Tuesday, February 7, 2012

Pre Deployment your Mind

       In the weeks leading up to Matt’s second deployment, my mind covered a lot of ground with its various musings and questions of “what if.”  No military wife faces a deployment without wondering if her husband will come back, if he’ll be the same person as when he left, if they will be able to weather the toll a deployment takes on a marriage and family.  There are nightmares and arguments, with self and spouse, over (often) the most petty and trivial of matters - so much so that you don’t even know why you are fighting but can’t seem to stop. 

        Then on top of all of that, there’s the most driving force: to soak up every moment you can and make as many memories as possible to hold you over until the time when you are together again.  Most of the time, the military recognizes this and gives the service member block leave.  However, since Matt recently changed jobs and his deployment window moved up considerably, we didn’t get this chance.  Rather than being bitter about that, Matt reminded me that I wasn’t working.  While in a lot of ways, I did not appreciate this fact, the truth is, it did enable me to spend any and all time with Matt that was available.  Sometimes that meant ten minutes mid-morning when he stopped by the house to pick up a different uniform or staying up at night to talk when he got home from a late-night meeting.  Had I been working, 9 PM would have been as late as I could go.  Thankfully, as always, the Lord sees the big picture and knows exactly what we need when we need it.  (This is a recurring lesson in my life so obviously I haven’t fully gotten it yet, but more on that later.)

            So just prior to deployment #2, Matt and I tried to make the most of our time together while still trying to maintain a sense of normalcy.  Since it was fall, we decided to carve pumpkins together one weekend, even though he would leave well before Halloween.  While Matt did all the work, I encouraged and directed, suggesting we use our dog for inspiration.  The results were amazing (if I can just brag on my husband’s talent for a moment)!  It was a fun weekend activity that did just the trick – it made an impression on our hearts and minds of sweet moments spent together.  Might I suggest that for those of you in this situation, you take time to do these “smaller” activities?  It doesn’t always take a big trip or an extravagant vacation to make an impact.  Sometimes it’s the little things that make the biggest difference, especially for a girl like me who loves her holidays.

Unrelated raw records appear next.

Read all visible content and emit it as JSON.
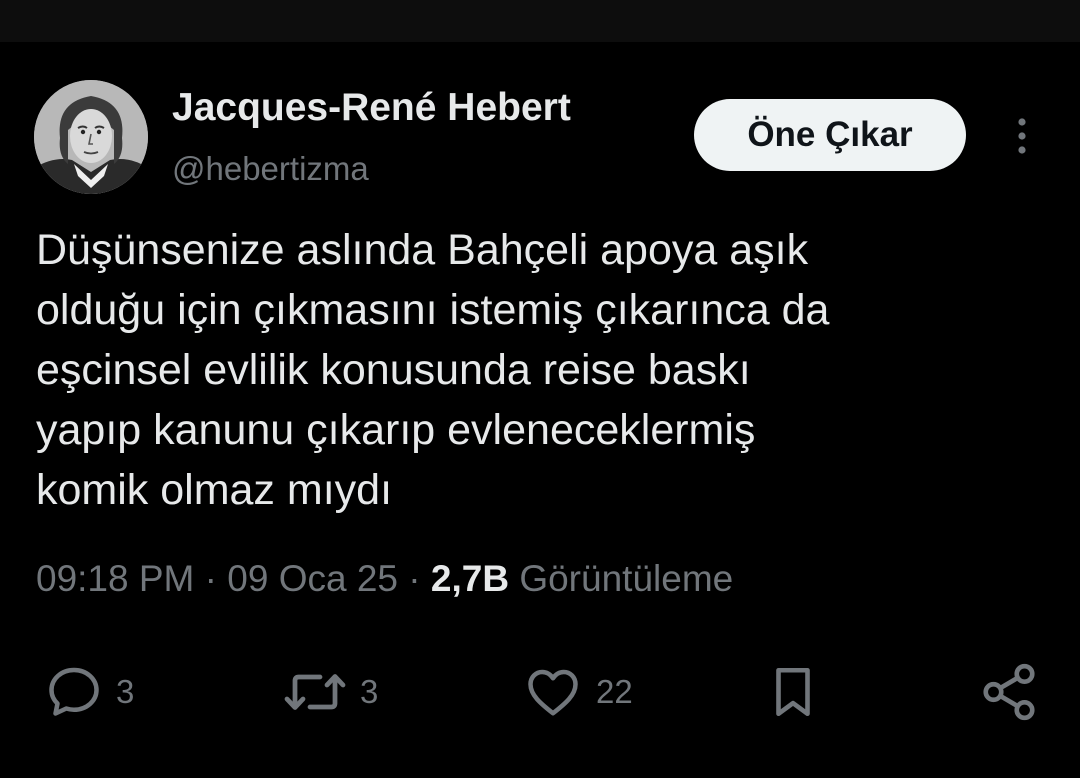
{
  "author": {
    "name": "Jacques-René Hebert",
    "handle": "@hebertizma"
  },
  "follow_button": {
    "label": "Öne Çıkar"
  },
  "tweet": {
    "text": "Düşünsenize aslında Bahçeli apoya aşık\nolduğu için çıkmasını istemiş çıkarınca da\neşcinsel evlilik konusunda reise baskı\nyapıp kanunu çıkarıp evleneceklermiş\nkomik olmaz mıydı"
  },
  "meta": {
    "time": "09:18 PM",
    "separator": " · ",
    "date": "09 Oca 25",
    "dot": " · ",
    "views_count": "2,7B",
    "views_label": " Görüntüleme"
  },
  "actions": {
    "reply": {
      "icon": "reply-icon",
      "count": "3"
    },
    "repost": {
      "icon": "repost-icon",
      "count": "3"
    },
    "like": {
      "icon": "heart-icon",
      "count": "22"
    },
    "bookmark": {
      "icon": "bookmark-icon"
    },
    "share": {
      "icon": "share-icon"
    }
  },
  "colors": {
    "background": "#000000",
    "primary_text": "#e7e9ea",
    "secondary_text": "#71767b",
    "button_bg": "#eff3f4"
  }
}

            One of the positive things about deployments is that they make you re-evaluate your life.  You appreciate the small, seemingly insignificant things so much more. Lingering over a kiss when your husband leaves for the day takes on a whole new meaning when you know you won’t be able to do it for an entire year.  Slowing down to appreciate those things is something we could all stand to do a little more often.

            And since I mentioned slowing down, if you’ve ever experienced a deployment you know, time seems to go in slow-motion the week or two prior to D-day.  You’d think this was a good thing, but most of the time, it isn’t.  Never do you have an exact departure date; it’s more a window of time, like between the 5th and 7th of October, for instance.  And if you haven’t experienced this, trust me, when it’s the 2nd, and you still don’t know if you’re saying goodbye in 3 days or 5, it can drive you crazy.  Both you and your husband begin to want the time to speed up, to just get the goodbye over with.  There’s such buildup and waiting, you can no longer enjoy the time you have left.  He’s still working regular hours, if not longer at this point, and you’re just thinking, “Man, I wish I could spend time with him, but I also wish the beginning of this deployment would just be over!”  Needless to say, it’s an incredibly stressful time.

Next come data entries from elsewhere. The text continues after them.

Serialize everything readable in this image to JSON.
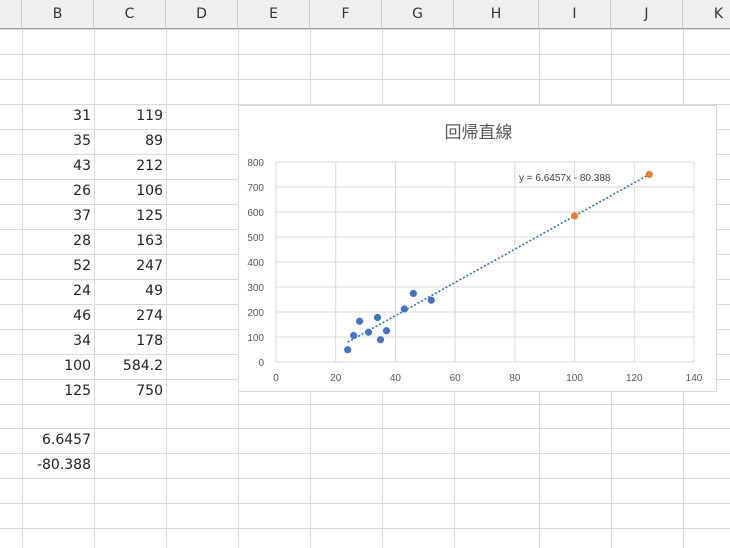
{
  "columns": [
    "B",
    "C",
    "D",
    "E",
    "F",
    "G",
    "H",
    "I",
    "J",
    "K"
  ],
  "data_rows": [
    {
      "b": "31",
      "c": "119"
    },
    {
      "b": "35",
      "c": "89"
    },
    {
      "b": "43",
      "c": "212"
    },
    {
      "b": "26",
      "c": "106"
    },
    {
      "b": "37",
      "c": "125"
    },
    {
      "b": "28",
      "c": "163"
    },
    {
      "b": "52",
      "c": "247"
    },
    {
      "b": "24",
      "c": "49"
    },
    {
      "b": "46",
      "c": "274"
    },
    {
      "b": "34",
      "c": "178"
    },
    {
      "b": "100",
      "c": "584.2"
    },
    {
      "b": "125",
      "c": "750"
    }
  ],
  "coefficients": {
    "slope": "6.6457",
    "intercept": "-80.388"
  },
  "chart_data": {
    "type": "scatter",
    "title": "回帰直線",
    "xlim": [
      0,
      140
    ],
    "ylim": [
      0,
      800
    ],
    "x_ticks": [
      "0",
      "20",
      "40",
      "60",
      "80",
      "100",
      "120",
      "140"
    ],
    "y_ticks": [
      "0",
      "100",
      "200",
      "300",
      "400",
      "500",
      "600",
      "700",
      "800"
    ],
    "grid": true,
    "series": [
      {
        "color": "#4472c4",
        "points": [
          [
            31,
            119
          ],
          [
            35,
            89
          ],
          [
            43,
            212
          ],
          [
            26,
            106
          ],
          [
            37,
            125
          ],
          [
            28,
            163
          ],
          [
            52,
            247
          ],
          [
            24,
            49
          ],
          [
            46,
            274
          ],
          [
            34,
            178
          ]
        ]
      },
      {
        "color": "#ed7d31",
        "points": [
          [
            100,
            584.2
          ],
          [
            125,
            750
          ]
        ]
      }
    ],
    "trendline": {
      "slope": 6.6457,
      "intercept": -80.388,
      "x_range": [
        24,
        125
      ],
      "color": "#2e75b6",
      "label": "y = 6.6457x - 80.388"
    }
  }
}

            Quite honestly, I’m not sure how people handle it without the Lord.  Matt and I know that deployments are hard, and most of the time, you don’t even know what you’re up against at the time.  There’s no way of predicting the types of challenges and obstacles you will face when you’re apart.  The only thing you do know is that God is the One holding the marriage together, holding you together.  Without that assurance, you can literally lose your mind allowing fear, doubt, worry, and mistrust to take over.  The only solution is to rely on God and renew your mind.  Romans 12:2 says, “Do not conform any longer to the pattern of this world, but be transformed by the renewing of your mind.  Then you will be able to test and approve what God’s will is – his good, pleasing, and perfect will.”  Which means that when those thoughts come in to your mind (and they will – whether you are a Christian or not), you have to replace them with truth.  The ultimate source of truth is God, and what better place to find truth than in His Word.  So during a deployment – whether it’s not even started, 3 months in, or days before reunion – you must discipline yourself to remove the fears and doubts and replace them with truth.  Truth like, God is in control and No. Matter. What. Happens. You can’t be separated from His love (Romans 8:35, 38).  Deployments, and especially the weeks preceding them, will wreak havoc on your mind, if you let it.

            I wish I could tell you that I am a pro at this and don’t struggle at all to remove fear and doubt from my life.  But as I write this, I know I have a VERY long way to go.  Lest you think I’ve got it all figured out, let me let you in on a little secret.  When I sit down to reflect on these seasons of my life and explain what God has taught me, those lessons aren’t always readily apparent.  It’s often not until my pencil hits the page that God shows me the lessons I should have learned then and need to continue practicing now.  So thanks for letting me write and remind myself of how I should be living.  Maybe by writing about it, I’ll be more likely to do it!